NMS Covid-19 response. While people were still awaking to the impact of this global pandemic, we made the strategic decision to transition to remote learning, well before the national lockdown. Our student-teacher community cooperated smoothly and rapidly established normalcy through virtual learning. The processes of technological upgradation and extensive teacher training were undertaken on a war footing. The rapidity of our transition to online learning is in sharp contrast with the general perception that change occurs at glacial speed in academia.

Major challenges confronting Indian K-12 education in the Covid era. The biggest challenge ahead is reopening schools physically, prior to development of a Coronavirus vaccine. The social, emotional, and mental well-being of all stakeholders in K-12 education has been severely dented. Online learning platforms have their limitations in building a sense of camaraderie, imperative for all schools. From a wider perspective, I firmly believe that one of the biggest challenges in K-12 education in India is national reluctance to adopt a growth mindset.

Fees waiver/deferment circulars to private school managements. We are a democratic welfare state in which governments are understandably tempted to take populist decisions. But I wish the government had taken into account the interests of all stakeholders. Much like other economic entities, schools also need to strengthen and boost their resources during times of crisis.

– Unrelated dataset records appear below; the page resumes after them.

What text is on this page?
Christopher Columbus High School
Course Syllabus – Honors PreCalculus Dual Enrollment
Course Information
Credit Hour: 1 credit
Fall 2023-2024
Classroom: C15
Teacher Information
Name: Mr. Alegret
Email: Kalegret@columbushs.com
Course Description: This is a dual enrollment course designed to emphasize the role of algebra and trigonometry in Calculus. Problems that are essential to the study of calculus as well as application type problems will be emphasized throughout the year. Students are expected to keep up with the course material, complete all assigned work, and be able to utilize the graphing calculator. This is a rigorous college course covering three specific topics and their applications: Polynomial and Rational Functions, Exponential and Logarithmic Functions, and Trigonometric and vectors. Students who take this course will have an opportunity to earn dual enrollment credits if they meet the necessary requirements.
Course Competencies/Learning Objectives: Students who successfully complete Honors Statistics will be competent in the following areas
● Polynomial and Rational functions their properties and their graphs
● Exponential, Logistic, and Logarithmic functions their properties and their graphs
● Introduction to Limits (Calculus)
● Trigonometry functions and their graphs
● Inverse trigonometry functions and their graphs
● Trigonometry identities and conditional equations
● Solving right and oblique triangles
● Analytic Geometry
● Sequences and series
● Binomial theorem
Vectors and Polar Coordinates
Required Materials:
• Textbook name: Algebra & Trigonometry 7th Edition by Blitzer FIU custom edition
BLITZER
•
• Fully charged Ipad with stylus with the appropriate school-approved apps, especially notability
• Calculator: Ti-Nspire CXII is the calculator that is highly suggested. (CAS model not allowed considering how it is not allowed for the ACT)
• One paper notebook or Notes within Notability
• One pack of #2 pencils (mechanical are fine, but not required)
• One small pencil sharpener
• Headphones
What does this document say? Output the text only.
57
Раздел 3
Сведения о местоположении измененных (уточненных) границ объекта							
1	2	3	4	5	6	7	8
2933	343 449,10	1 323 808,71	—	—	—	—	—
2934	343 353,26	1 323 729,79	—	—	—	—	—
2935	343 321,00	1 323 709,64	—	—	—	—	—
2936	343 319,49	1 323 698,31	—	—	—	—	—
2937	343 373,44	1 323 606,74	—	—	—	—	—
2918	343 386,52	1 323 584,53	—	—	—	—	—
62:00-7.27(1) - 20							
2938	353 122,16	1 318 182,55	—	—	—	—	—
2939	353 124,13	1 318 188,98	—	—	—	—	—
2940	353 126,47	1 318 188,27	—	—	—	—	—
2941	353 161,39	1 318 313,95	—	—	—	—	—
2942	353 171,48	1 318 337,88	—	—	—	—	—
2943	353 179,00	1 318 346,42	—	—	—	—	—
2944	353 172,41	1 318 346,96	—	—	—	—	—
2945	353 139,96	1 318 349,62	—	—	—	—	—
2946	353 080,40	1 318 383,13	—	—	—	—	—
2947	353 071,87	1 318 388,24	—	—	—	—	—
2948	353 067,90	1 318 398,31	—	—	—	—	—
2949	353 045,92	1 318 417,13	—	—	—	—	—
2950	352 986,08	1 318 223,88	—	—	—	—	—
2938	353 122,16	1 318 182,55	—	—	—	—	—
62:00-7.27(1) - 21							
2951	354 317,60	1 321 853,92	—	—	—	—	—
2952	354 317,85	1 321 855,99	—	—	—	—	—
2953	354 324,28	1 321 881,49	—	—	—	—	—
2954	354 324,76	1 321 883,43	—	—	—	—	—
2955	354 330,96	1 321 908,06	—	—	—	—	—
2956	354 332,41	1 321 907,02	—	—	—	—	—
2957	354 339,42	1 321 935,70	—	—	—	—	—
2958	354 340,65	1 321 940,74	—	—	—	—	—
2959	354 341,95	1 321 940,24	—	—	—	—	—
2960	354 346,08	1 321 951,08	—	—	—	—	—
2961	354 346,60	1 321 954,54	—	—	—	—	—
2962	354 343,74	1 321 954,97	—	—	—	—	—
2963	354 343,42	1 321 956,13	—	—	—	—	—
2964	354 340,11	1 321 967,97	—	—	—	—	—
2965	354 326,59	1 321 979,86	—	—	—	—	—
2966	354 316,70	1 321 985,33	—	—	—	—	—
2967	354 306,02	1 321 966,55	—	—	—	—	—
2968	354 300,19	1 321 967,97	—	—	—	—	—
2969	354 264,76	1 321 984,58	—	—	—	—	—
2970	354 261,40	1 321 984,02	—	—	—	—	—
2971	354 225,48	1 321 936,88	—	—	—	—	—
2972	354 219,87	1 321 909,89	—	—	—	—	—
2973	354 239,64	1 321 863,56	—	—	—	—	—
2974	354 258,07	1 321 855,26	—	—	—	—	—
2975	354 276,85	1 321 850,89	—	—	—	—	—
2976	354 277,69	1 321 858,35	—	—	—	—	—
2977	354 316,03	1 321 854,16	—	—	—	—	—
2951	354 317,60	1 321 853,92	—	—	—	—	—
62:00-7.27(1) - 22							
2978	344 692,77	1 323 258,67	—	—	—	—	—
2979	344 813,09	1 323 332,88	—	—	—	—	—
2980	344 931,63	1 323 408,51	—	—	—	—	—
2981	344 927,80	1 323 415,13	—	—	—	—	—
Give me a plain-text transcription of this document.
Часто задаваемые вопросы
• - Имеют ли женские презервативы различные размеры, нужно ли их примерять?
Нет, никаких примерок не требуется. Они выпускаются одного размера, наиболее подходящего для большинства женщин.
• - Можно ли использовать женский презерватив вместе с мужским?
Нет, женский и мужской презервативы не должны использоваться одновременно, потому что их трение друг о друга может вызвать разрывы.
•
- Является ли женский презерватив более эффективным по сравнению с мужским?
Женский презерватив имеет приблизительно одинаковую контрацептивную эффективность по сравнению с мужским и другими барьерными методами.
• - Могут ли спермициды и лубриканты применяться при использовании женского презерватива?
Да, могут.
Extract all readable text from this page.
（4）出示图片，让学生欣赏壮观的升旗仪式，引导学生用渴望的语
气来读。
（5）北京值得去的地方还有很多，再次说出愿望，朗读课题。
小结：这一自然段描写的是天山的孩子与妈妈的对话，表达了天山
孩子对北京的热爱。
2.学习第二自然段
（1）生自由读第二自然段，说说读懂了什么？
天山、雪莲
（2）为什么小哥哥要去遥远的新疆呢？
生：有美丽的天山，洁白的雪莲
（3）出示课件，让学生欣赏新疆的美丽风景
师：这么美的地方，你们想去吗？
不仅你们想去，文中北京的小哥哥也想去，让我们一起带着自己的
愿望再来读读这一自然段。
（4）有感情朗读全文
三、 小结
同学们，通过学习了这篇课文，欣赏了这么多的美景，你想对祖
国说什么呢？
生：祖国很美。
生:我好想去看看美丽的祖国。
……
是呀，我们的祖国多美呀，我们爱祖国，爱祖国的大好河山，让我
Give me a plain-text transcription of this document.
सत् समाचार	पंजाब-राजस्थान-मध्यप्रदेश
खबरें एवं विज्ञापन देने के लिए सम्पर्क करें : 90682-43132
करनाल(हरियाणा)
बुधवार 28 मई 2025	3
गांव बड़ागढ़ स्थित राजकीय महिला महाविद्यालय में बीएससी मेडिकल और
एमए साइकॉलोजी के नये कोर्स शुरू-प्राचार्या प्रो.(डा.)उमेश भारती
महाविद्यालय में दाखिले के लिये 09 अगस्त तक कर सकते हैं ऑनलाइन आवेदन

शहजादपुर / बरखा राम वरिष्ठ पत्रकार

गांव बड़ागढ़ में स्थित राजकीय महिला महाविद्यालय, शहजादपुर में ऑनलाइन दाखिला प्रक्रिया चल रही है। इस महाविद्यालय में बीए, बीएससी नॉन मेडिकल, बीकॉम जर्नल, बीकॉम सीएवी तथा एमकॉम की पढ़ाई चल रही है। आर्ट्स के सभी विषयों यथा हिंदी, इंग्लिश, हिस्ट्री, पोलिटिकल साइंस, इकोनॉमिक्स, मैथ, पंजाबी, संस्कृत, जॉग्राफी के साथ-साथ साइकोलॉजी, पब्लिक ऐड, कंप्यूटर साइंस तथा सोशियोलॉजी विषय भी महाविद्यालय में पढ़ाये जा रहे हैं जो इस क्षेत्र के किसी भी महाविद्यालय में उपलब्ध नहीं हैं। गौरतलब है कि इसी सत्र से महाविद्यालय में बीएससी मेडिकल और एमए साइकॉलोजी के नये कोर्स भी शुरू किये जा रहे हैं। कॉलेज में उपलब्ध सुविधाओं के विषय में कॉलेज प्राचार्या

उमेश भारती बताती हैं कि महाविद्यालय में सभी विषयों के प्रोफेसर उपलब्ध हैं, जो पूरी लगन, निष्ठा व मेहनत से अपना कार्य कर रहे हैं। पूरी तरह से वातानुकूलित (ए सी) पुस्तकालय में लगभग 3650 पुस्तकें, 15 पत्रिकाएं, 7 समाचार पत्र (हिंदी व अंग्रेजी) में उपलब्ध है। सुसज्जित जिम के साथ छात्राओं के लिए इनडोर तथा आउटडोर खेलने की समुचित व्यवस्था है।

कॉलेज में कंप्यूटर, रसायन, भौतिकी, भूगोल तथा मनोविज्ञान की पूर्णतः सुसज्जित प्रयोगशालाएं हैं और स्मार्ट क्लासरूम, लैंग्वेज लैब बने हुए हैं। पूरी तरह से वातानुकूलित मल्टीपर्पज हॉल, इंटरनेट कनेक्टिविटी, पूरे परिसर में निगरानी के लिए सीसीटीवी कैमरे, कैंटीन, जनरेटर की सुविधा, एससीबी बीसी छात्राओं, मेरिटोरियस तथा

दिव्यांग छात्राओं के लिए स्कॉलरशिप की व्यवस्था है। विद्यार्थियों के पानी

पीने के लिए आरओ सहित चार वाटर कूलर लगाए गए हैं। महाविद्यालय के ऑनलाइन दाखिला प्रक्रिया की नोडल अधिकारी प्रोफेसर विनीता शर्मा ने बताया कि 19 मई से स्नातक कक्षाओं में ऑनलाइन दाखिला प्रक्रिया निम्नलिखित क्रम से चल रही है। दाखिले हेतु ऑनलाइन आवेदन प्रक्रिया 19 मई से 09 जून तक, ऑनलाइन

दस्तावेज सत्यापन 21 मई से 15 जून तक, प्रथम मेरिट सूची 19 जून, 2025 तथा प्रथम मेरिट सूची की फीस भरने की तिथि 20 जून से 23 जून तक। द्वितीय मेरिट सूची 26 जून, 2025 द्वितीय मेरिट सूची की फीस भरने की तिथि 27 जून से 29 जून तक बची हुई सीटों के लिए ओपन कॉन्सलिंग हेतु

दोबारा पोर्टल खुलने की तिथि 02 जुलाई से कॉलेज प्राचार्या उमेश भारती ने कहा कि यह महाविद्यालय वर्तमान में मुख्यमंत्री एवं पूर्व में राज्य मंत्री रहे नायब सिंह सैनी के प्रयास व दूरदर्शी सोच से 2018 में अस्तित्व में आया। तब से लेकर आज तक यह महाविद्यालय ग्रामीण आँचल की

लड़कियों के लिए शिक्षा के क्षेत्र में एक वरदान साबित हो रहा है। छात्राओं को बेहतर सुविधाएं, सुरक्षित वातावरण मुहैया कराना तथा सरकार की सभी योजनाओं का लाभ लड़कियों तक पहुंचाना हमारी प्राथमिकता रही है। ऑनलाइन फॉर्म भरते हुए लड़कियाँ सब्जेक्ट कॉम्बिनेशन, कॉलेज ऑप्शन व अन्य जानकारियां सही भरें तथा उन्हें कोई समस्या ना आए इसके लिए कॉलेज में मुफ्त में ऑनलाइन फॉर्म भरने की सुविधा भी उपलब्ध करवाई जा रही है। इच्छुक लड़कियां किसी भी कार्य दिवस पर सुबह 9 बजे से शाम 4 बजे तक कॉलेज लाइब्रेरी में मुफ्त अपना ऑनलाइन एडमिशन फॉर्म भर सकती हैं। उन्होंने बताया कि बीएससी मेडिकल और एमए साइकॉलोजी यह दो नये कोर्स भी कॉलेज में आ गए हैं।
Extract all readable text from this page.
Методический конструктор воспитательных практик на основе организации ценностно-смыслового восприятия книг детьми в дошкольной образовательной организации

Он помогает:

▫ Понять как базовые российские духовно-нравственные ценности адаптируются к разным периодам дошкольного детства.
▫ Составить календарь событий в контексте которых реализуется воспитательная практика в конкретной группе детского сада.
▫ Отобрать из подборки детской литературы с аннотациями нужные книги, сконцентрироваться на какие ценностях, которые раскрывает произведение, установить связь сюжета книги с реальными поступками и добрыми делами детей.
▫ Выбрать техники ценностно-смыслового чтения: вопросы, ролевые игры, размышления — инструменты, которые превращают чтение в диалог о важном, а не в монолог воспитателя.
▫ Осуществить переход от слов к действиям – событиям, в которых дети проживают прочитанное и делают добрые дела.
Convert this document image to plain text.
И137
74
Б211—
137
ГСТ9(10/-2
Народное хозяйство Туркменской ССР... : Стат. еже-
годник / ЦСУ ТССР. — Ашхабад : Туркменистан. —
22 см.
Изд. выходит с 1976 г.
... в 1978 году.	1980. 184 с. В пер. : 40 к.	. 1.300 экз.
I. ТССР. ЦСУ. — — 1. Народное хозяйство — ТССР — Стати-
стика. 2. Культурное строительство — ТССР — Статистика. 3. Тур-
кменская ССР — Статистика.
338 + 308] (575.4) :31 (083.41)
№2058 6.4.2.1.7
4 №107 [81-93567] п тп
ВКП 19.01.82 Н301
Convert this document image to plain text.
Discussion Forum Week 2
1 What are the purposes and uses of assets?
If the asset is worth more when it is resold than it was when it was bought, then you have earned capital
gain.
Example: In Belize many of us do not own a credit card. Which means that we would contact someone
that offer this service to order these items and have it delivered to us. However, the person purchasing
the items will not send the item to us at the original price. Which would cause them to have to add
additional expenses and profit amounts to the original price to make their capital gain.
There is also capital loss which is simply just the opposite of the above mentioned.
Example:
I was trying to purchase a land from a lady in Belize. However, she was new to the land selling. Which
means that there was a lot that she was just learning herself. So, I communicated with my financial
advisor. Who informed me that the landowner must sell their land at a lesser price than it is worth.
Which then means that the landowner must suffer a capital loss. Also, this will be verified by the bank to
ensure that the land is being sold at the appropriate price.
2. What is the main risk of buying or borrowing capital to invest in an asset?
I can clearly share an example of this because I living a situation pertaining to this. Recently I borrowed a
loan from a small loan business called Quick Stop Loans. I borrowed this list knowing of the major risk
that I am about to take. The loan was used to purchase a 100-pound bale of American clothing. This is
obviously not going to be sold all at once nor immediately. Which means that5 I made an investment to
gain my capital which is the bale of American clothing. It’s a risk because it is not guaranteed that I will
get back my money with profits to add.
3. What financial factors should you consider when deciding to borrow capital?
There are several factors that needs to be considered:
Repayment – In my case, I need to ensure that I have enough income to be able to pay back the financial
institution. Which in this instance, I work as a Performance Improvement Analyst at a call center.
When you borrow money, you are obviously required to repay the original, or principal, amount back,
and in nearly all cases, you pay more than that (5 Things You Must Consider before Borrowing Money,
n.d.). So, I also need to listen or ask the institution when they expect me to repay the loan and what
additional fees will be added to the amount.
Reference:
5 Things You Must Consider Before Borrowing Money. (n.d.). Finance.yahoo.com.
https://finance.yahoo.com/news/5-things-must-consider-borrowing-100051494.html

Top 3 proposals for reforming K-12 education in India. First, we need to switch to curriculums that increase employability of students. This can be achieved by bridging the gaps between school and higher education, and industry. Second, massive emphasis on training teachers to deliver 21st century skills to students. This will be a game-changer for K-12 education in India. Third, schools need to switch to pedagogies that develop the multiple intelligences of students.

Future plans. I plan to infuse greater diversity and vibrancy into the student and teacher communities of NMS. This requires disseminating the NMS vision of learning in India and abroad via e-learning platforms.